Weil die Polizei erklärt hatte, nach Zeugenaussagen hätten zwei der Täter „dunkle oder auch braune Haut“ und sprächen akzentfrei Deutsch, versuchen Rechtsextreme, aus dem Fall Kapital zu schlagen. Keine drei Meter vom Tatort entfernt begannen sie am Samstag mit ihrer Demonstration. Die Polizei schloss dafür nach und nach den Zugang zu der provisorischen Gedenkstätte, damit sich keine Gegendemonstranten dort sammeln konnten. In der folgenden Stunde war der Platz in der Hand der Nazis.

Dass sie, wie offiziell angekündigt, „gegen Gewalt“ demonstrierten, war nur schwer zu glauben.
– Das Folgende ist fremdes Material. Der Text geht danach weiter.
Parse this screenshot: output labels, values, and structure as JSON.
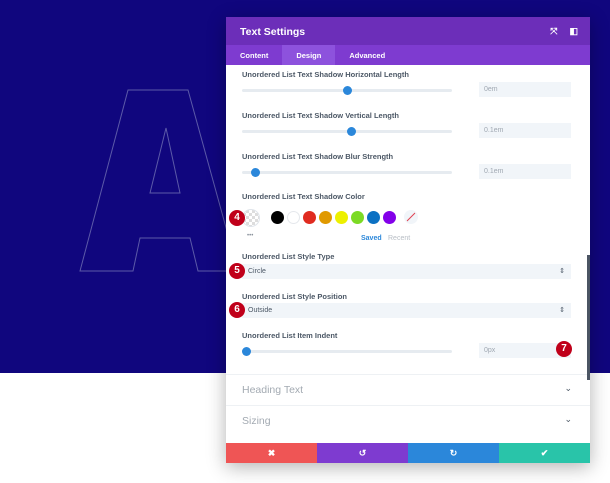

Zu viele der Rechten trugen T-Shirts der „Hooligans gegen Salafisten“ oder Szeneshirts mit Sprüchen wie „Attack is the best form of defence“. In ihren Reden erklärten sie Niklas zum Opfer der deutschen Asylpolitik, die das Ziel habe, das deutsche Volk zu zerstören. Durch Flüchtlinge und Migranten sei ein sicheres Leben in Deutschland nicht mehr möglich, behaupteten sie; man könne sich nur noch schwer aus dem Haus trauen. Das kleine Häuflein an Demonstranten wird zu Widerstandskämpfern verklärt.

Die Demonstration angemeldet hatte Melanie Dittmer. Sie ist seit mehr als 20 Jahren in der extremen Rechten aktiv. In Düsseldorf demonstrierte sie immer wieder mit ihrem eigenen Ableger der Pegida-Bewegung, „Dügida“. Erst im April wurde sie wegen Volksverhetzung verurteilt. Vor einer Düsseldorfer Moschee hatte sie von „Salafistenschweinen“ und „pädophilen Muslimen“ gesprochen. Der Bonner Polizei gelang es, Dittmer ein Redeverbot für die Demonstration am Samstag zur Auflage zu machen. Als zu groß sah man die Gefahr, dass die rechte Aktivistin wieder volksverhetzende Reden schwingen würde.

Von den gesuchten drei mutmaßlichen Tätern fehlt der Polizei jede Spur

Dittmer reagierte angesäuert und kündigte für die kommenden Wochen weitere Demonstrationen an. Nach dem Ende der rechtsextremen Demonstration kehrte in Bad Godesberg aber erst einmal wieder Ruhe ein.